Decoding results from the whole population, cells with sufficiently large dPCA scores, cells with small dPCA scores (‘unrelated activity’), shuffled data and noise during the reproduction phase. Each panel displays decoded time vs. the real time for each stimulus (color coded); average ± standard deviation (from bootstrapping). Crosses mark final values. Number of neurons is given in the lower-right corner. Rightmost panels display slopes and indifference points of linear regression between final values of real and predicted time for the five data sets. At the indifference point, real and decoded final time match. We calculated it from the slope and intercept of the regression line as intercept1-slope. The indifference point estimates the amount of general over-/underestimation. With a regression effect, the indifference point should be at the center of the stimulus distribution (5.25 s), which we only obtain when decoding from all data or the cells with large principal component analysis (PCA) scores.
Figure 7—figure supplement 2. Decoding time from phasically active neurons.
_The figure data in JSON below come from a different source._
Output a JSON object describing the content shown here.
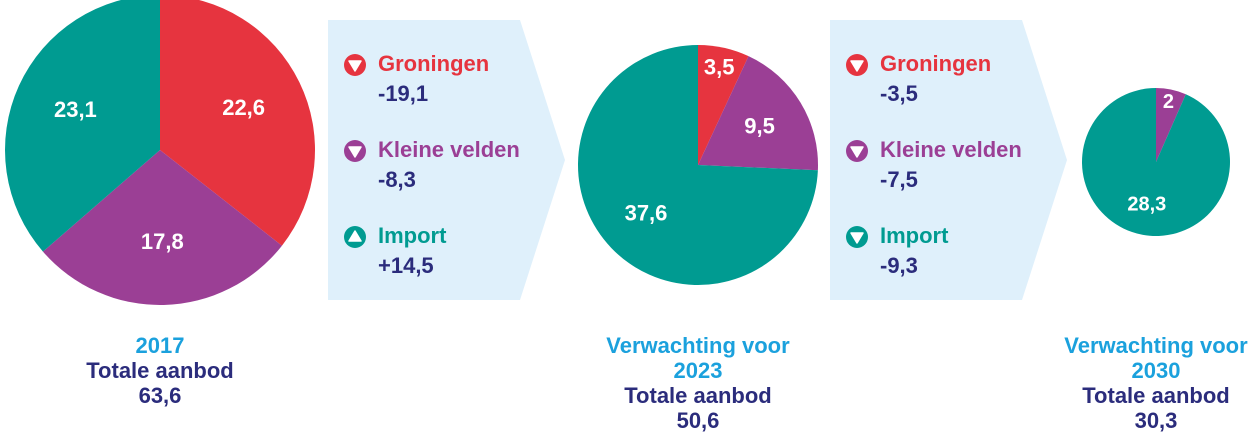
{
  "chart_data": [
    {
      "type": "pie",
      "title": "2017",
      "subtitle": "Totale aanbod",
      "total": {
        "value": 63.6,
        "label": "63,6"
      },
      "categories": [
        "Groningen",
        "Kleine velden",
        "Import"
      ],
      "values": [
        22.6,
        17.8,
        23.1
      ],
      "value_labels": [
        "22,6",
        "17,8",
        "23,1"
      ],
      "colors": [
        "#e6343f",
        "#9b3f95",
        "#009b91"
      ]
    },
    {
      "type": "pie",
      "title": "Verwachting voor 2023",
      "subtitle": "Totale aanbod",
      "total": {
        "value": 50.6,
        "label": "50,6"
      },
      "categories": [
        "Groningen",
        "Kleine velden",
        "Import"
      ],
      "values": [
        3.5,
        9.5,
        37.6
      ],
      "value_labels": [
        "3,5",
        "9,5",
        "37,6"
      ],
      "colors": [
        "#e6343f",
        "#9b3f95",
        "#009b91"
      ]
    },
    {
      "type": "pie",
      "title": "Verwachting voor 2030",
      "subtitle": "Totale aanbod",
      "total": {
        "value": 30.3,
        "label": "30,3"
      },
      "categories": [
        "Kleine velden",
        "Import"
      ],
      "values": [
        2,
        28.3
      ],
      "value_labels": [
        "2",
        "28,3"
      ],
      "colors": [
        "#9b3f95",
        "#009b91"
      ]
    }
  ],
  "changes": [
    {
      "items": [
        {
          "name": "Groningen",
          "color": "#e6343f",
          "value": -19.1,
          "label": "-19,1"
        },
        {
          "name": "Kleine velden",
          "color": "#9b3f95",
          "value": -8.3,
          "label": "-8,3"
        },
        {
          "name": "Import",
          "color": "#009b91",
          "value": 14.5,
          "label": "+14,5"
        }
      ]
    },
    {
      "items": [
        {
          "name": "Groningen",
          "color": "#e6343f",
          "value": -3.5,
          "label": "-3,5"
        },
        {
          "name": "Kleine velden",
          "color": "#9b3f95",
          "value": -7.5,
          "label": "-7,5"
        },
        {
          "name": "Import",
          "color": "#009b91",
          "value": -9.3,
          "label": "-9,3"
        }
      ]
    }
  ]
}
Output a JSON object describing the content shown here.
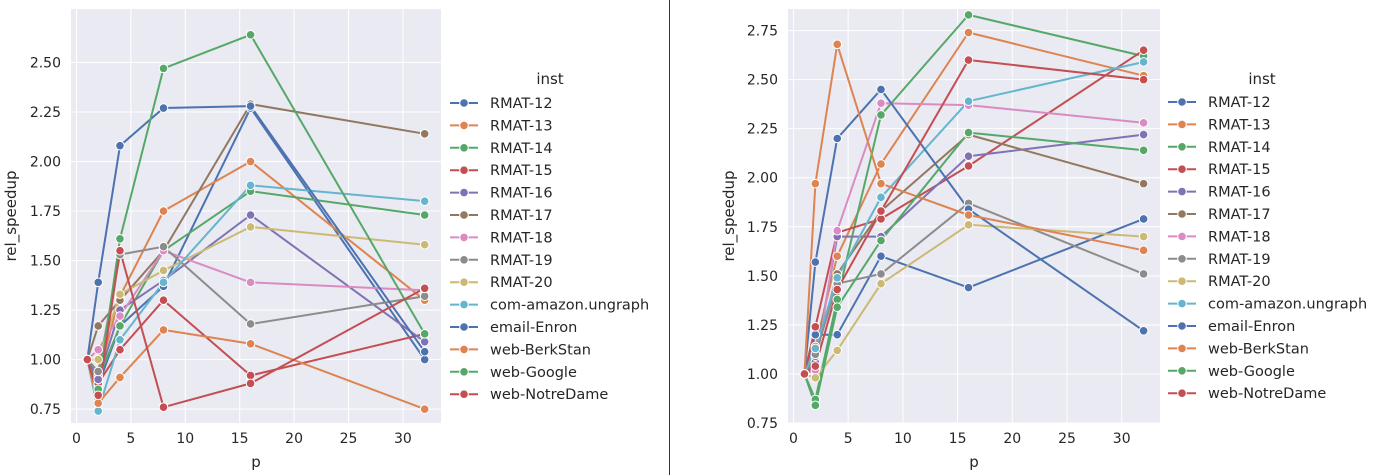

Figure 7—figure supplement 2.

Decoding results for three different theoretical response types with phasic activation. The uppermost panel in each column shows example neuronal activity and the panel below gives the prediction for decoded time. Different stimulus intervals are color coded. Crosses mark final values. Relative timing neurons peak at the center of an interval. Absolute timing neurons peak at a specific time point. In addition, stimulus interval may be coded in the response amplitude (absolute timing + amplitude change). Although only one example is displayed, for both types of absolute timing neurons the population comprises cells peaking at different time points such that the whole interval is tiled. Relative timing neurons can only encode a single time point, whereas absolute timing neurons allow for precise time encoding.
Figure 7—figure supplement 3. Decoding time during measurement.

Figure 7—figure supplement 3.

Results are displayed for all data (left), cells in the principal component (PC) 1 + stimulus PC 1 category, and cells in the PC 1-only category. For all data, decoding is imprecise with initial overestimation and underestimation at the end of the interval. For PC 1 + stimulus PC 1 cells as well as cells in the PC 1-only category, decoded time starts out more precisely but ends up at a general underestimation for the first response type. However, a regression effect with an overestimation for small stimuli is visible in the second case.